Guest post by R. Ballantine
During my usual dig through Newark’s historical archives, I came across a peculiar piece of our city’s history. In 1947, the Central Planning Board issued its newest Master Plan. In it, you will find the usual suspects… statistics, population projections, traffic pattern studies, proposals for new schools and housing projects… the usual stuff. Then you arrive at pages 131 and 132, and suddenly things get interesting. There you will find the diagrammatic plans and an aerial rendering for what was to be Newark’s own version of Lincoln Center.
As you probably know, this cultural center never made it past this report. What was to be the last piece cementing Newark as the state’s capital of high culture became another shelved dream in a city whose fortunes were driving off into the sprawling wasteland of lawn munchers and Formica. We would eventually get our performing arts complex in the form of NJPAC, but before this piece of cultural infrastructure was built, someplace else had to step in. Filling the role of Newark’s center for Drama and Music.
Originally built as a Masonic temple, The Mosque Theater became the home to New Jersey Symphony Orchestra in 1964, later renaming it to Newark Symphony Hall. It’s classical exterior and sumptuous interiors certainly give the aura one would expect from a high-brow concert hall, however the same could have been said of the other theaters that existed at the time.

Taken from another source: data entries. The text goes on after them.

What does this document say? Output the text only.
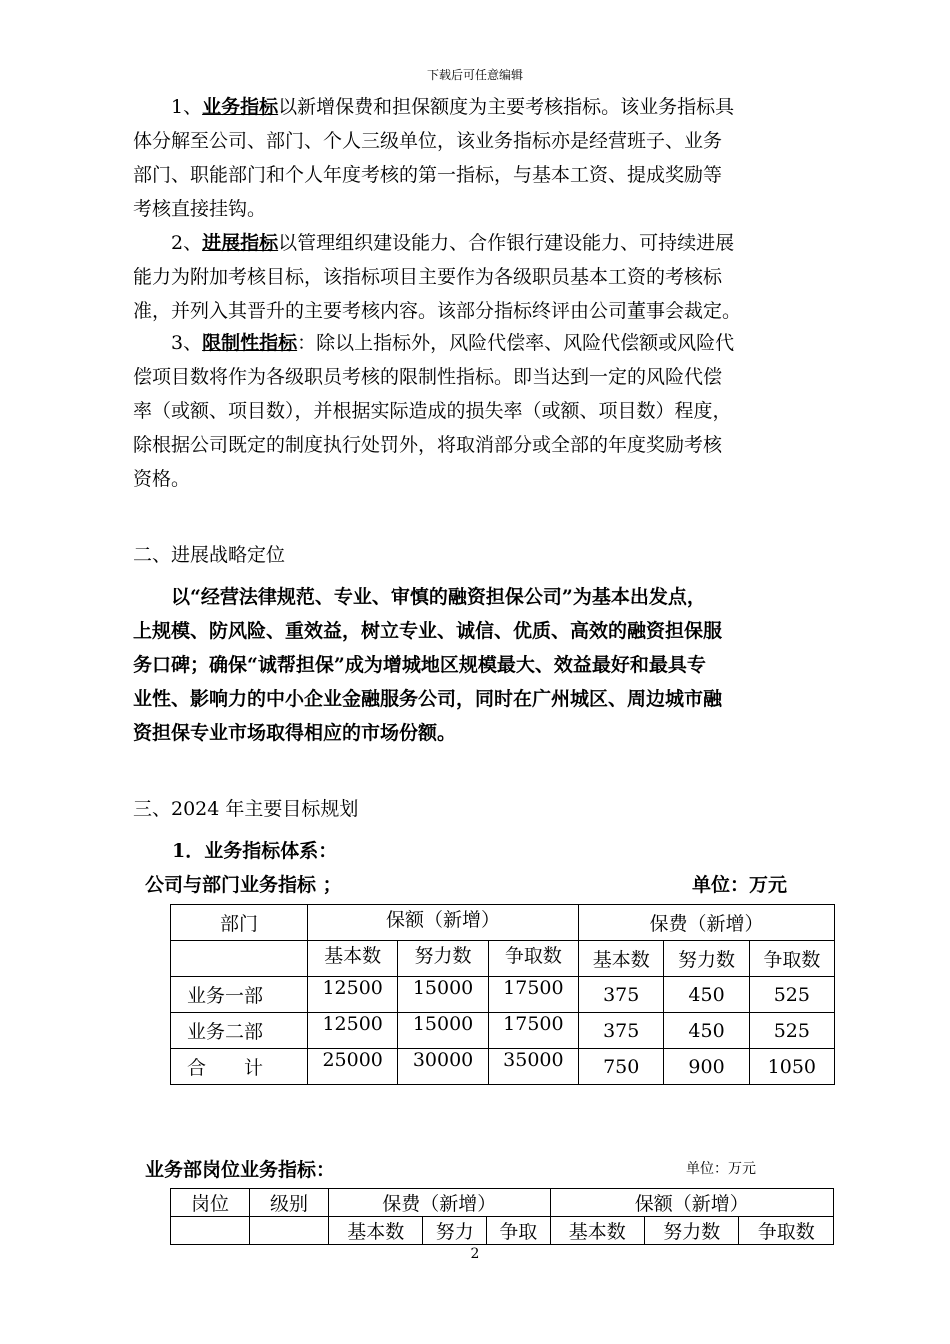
下载后可任意编辑
1、业务指标以新增保费和担保额度为主要考核指标。该业务指标具
体分解至公司、部门、个人三级单位，该业务指标亦是经营班子、业务
部门、职能部门和个人年度考核的第一指标，与基本工资、提成奖励等
考核直接挂钩。
2、进展指标以管理组织建设能力、合作银行建设能力、可持续进展
能力为附加考核目标，该指标项目主要作为各级职员基本工资的考核标
准，并列入其晋升的主要考核内容。该部分指标终评由公司董事会裁定。
3、限制性指标：除以上指标外，风险代偿率、风险代偿额或风险代
偿项目数将作为各级职员考核的限制性指标。即当达到一定的风险代偿
率（或额、项目数），并根据实际造成的损失率（或额、项目数）程度，
除根据公司既定的制度执行处罚外，将取消部分或全部的年度奖励考核
资格。
二、进展战略定位
以“经营法律规范、专业、审慎的融资担保公司”为基本出发点，
上规模、防风险、重效益，树立专业、诚信、优质、高效的融资担保服
务口碑；确保“诚帮担保”成为增城地区规模最大、效益最好和最具专
业性、影响力的中小企业金融服务公司，同时在广州城区、周边城市融
资担保专业市场取得相应的市场份额。
三、2024 年主要目标规划
1．业务指标体系：
公司与部门业务指标 ；	单位：万元
部门	保额（新增）			保费（新增）		
	基本数	努力数	争取数	基本数	努力数	争取数
业务一部	12500	15000	17500	375	450	525
业务二部	12500	15000	17500	375	450	525
合　　计	25000	30000	35000	750	900	1050
业务部岗位业务指标：	单位：万元
岗位	级别	保费（新增）			保额（新增）		
		基本数	努力	争取	基本数	努力数	争取数
2
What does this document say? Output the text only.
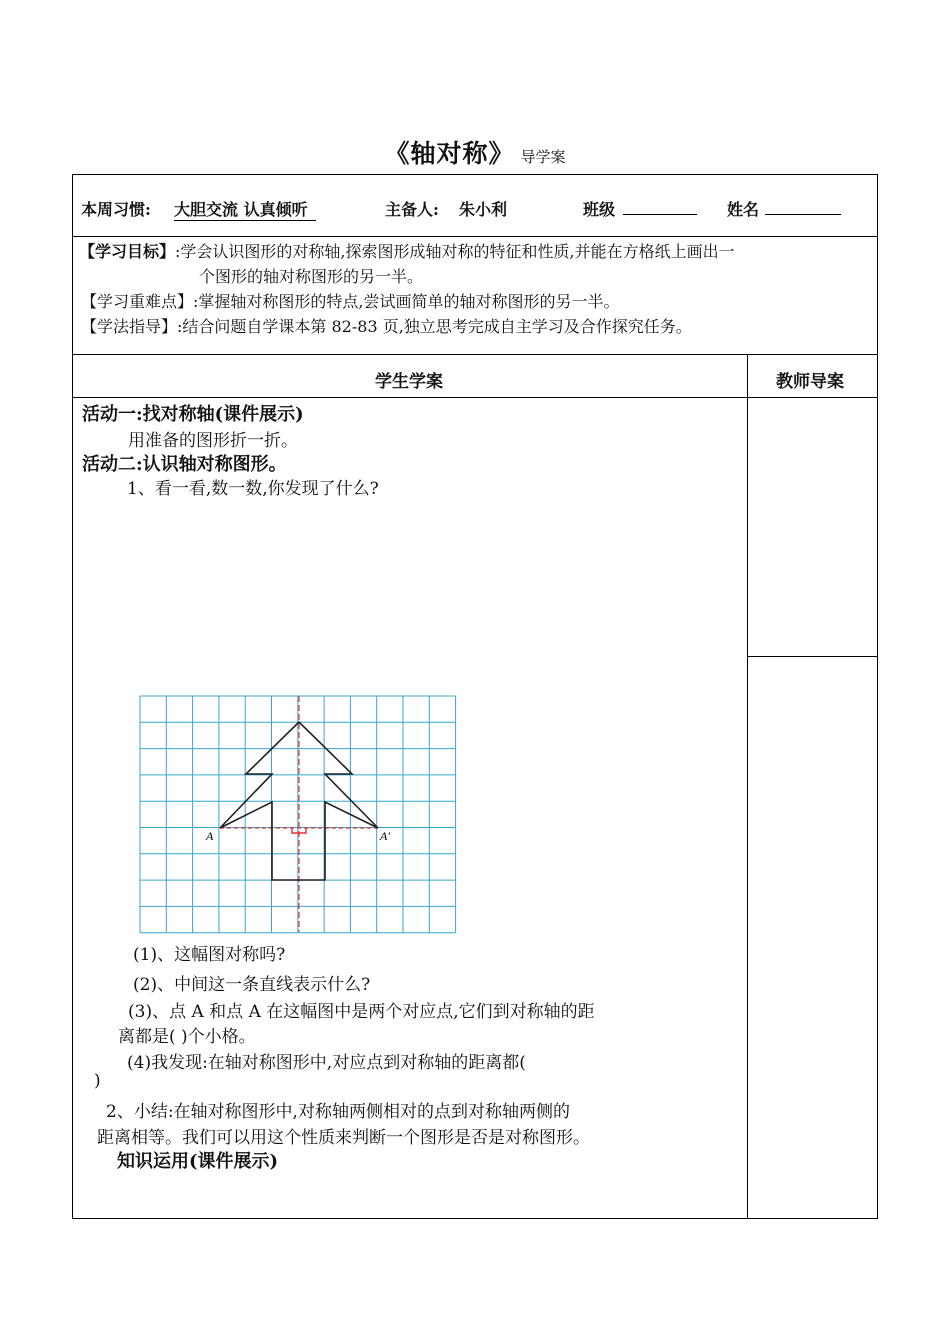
《轴对称》 导学案
本周习惯: 大胆交流 认真倾听	主备人: 朱小利	班级	姓名
【学习目标】:学会认识图形的对称轴,探索图形成轴对称的特征和性质,并能在方格纸上画出一
个图形的轴对称图形的另一半。
【学习重难点】:掌握轴对称图形的特点,尝试画简单的轴对称图形的另一半。
【学法指导】:结合问题自学课本第 82-83 页,独立思考完成自主学习及合作探究任务。
学生学案	教师导案
活动一:找对称轴(课件展示)
用准备的图形折一折。
活动二:认识轴对称图形。
1、看一看,数一数,你发现了什么?
(1)、这幅图对称吗?
(2)、中间这一条直线表示什么?
(3)、点 A 和点 A 在这幅图中是两个对应点,它们到对称轴的距
离都是( )个小格。
(4)我发现:在轴对称图形中,对应点到对称轴的距离都(
)
2、小结:在轴对称图形中,对称轴两侧相对的点到对称轴两侧的
距离相等。我们可以用这个性质来判断一个图形是否是对称图形。
知识运用(课件展示)
A	A′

The Mosque Theater was struggling to keep itself open along with The Adams, The Paramount, The RKO Proctor, and countless other smaller neighborhood theaters. One could say that Symphony Hall got lucky, because it lacked the architectural excess and over-embellishment that the other theaters had. Those theaters were places designed to appeal to ‘low-brow’ amusements like Vaudeville, Hollywood Musicals and Spaghetti Westerns… not Verdi and The Ring Cycle. And so, Symphony Hall succeeded in becoming another center of civic culture such as our Library and Museum.
Even when NJPAC was completed in 1997, it remained a part of our city’s creative sphere, sponsoring music and theater, poetry and lecture series, festivals, and community programs. To many Newarkers, Symphony Hall is an institution that evolved to meet the ever-changing cultural and civic landscape of our city.

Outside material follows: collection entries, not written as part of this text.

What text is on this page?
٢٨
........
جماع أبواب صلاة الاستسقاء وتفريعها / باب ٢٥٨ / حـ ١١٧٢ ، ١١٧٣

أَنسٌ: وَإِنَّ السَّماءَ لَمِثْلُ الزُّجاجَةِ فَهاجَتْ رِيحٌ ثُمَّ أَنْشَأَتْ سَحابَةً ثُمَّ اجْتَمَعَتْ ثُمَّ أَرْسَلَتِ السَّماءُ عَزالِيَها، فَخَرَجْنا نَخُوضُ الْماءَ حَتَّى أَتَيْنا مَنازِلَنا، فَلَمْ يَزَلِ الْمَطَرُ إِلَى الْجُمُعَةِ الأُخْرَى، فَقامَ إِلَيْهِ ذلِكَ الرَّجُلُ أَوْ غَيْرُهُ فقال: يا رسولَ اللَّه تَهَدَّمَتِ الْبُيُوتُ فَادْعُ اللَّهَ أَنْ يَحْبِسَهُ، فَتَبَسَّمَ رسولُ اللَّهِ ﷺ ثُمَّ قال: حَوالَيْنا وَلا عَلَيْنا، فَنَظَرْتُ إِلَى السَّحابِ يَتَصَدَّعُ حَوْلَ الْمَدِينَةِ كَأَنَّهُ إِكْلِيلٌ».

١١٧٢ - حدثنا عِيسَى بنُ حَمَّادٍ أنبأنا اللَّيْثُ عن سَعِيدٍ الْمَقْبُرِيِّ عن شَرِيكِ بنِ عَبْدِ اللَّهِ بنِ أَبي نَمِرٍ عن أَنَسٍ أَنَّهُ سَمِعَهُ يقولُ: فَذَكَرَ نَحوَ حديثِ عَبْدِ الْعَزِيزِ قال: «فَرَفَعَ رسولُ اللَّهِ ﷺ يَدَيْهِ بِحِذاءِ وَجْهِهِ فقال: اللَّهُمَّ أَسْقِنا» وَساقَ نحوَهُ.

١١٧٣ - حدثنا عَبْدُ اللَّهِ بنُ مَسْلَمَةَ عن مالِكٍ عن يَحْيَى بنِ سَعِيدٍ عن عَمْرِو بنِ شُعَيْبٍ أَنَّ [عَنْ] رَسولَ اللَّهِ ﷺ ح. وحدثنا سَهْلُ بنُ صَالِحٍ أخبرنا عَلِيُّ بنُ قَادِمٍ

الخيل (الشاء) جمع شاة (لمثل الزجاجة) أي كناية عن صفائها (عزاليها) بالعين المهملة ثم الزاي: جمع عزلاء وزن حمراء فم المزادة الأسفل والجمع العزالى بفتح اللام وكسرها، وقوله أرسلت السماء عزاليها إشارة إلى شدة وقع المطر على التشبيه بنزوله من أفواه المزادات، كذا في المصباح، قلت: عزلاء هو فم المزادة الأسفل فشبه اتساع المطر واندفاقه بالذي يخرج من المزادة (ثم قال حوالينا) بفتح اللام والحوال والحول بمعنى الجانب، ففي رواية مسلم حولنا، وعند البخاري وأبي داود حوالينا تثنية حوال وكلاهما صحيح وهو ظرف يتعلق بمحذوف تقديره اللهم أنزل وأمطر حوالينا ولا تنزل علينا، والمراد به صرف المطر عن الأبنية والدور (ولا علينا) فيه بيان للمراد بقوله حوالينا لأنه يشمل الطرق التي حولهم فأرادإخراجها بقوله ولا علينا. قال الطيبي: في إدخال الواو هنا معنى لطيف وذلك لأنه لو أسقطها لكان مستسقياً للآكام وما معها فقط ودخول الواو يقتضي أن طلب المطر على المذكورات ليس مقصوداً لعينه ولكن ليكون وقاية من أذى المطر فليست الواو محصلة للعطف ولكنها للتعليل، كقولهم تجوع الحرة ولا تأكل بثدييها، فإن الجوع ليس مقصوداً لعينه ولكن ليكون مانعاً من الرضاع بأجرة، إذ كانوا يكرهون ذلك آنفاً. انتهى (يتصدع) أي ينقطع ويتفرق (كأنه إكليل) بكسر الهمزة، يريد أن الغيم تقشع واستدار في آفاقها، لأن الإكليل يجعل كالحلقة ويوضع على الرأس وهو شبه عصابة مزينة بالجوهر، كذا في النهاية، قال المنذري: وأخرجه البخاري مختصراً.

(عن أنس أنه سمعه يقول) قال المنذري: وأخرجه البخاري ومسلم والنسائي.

What is disconcerting, is that we only focused on preserving spaces for erudite cultural endeavors, and we discarded our popular culture in the process. The Paramount Theater is now just a marquee, its roof having collapsed during a storm in 2021.
The Adams and The RKO Proctor may stand, but they also run the risk of meeting the same fate. The Little Theater, originally dedicated to German expressionist film, ended its life as a seedy and decrepit adult movie house.
We celebrate NJPAC and Symphony hall as the best Newark can offer in the dramatic and musical arts, but the average Newarker is not donning suits and fine dresses to go watch the NJSO perform Beethoven’s 5th.
When a Newarker wants to go see a movie, they are either relegated to traveling to the suburbs or to neighboring towns such as Jersey City. When Newarkers want to see a play by independent theater companies, they resort to crossing the Hudson River.
There is nothing stopping us from re-activating and rehabilitating the theaters that are still standing in downtown Newark. They can contribute once again to energizing our city as a capital of entertainment for people of all ages and demographics.
Streaming services may be killing the movie megaplexes of the suburbs, but people now more than ever are clamoring to support great stories and songs performed by local and rising talent. Nothing can compare to the feeling one has when they sit in their seat, inside a lavish and extravagant auditorium, waiting for the lights to grow dim, so that for a few hours you can become lost in the frivolity of the stage, or the magic of the silver screen.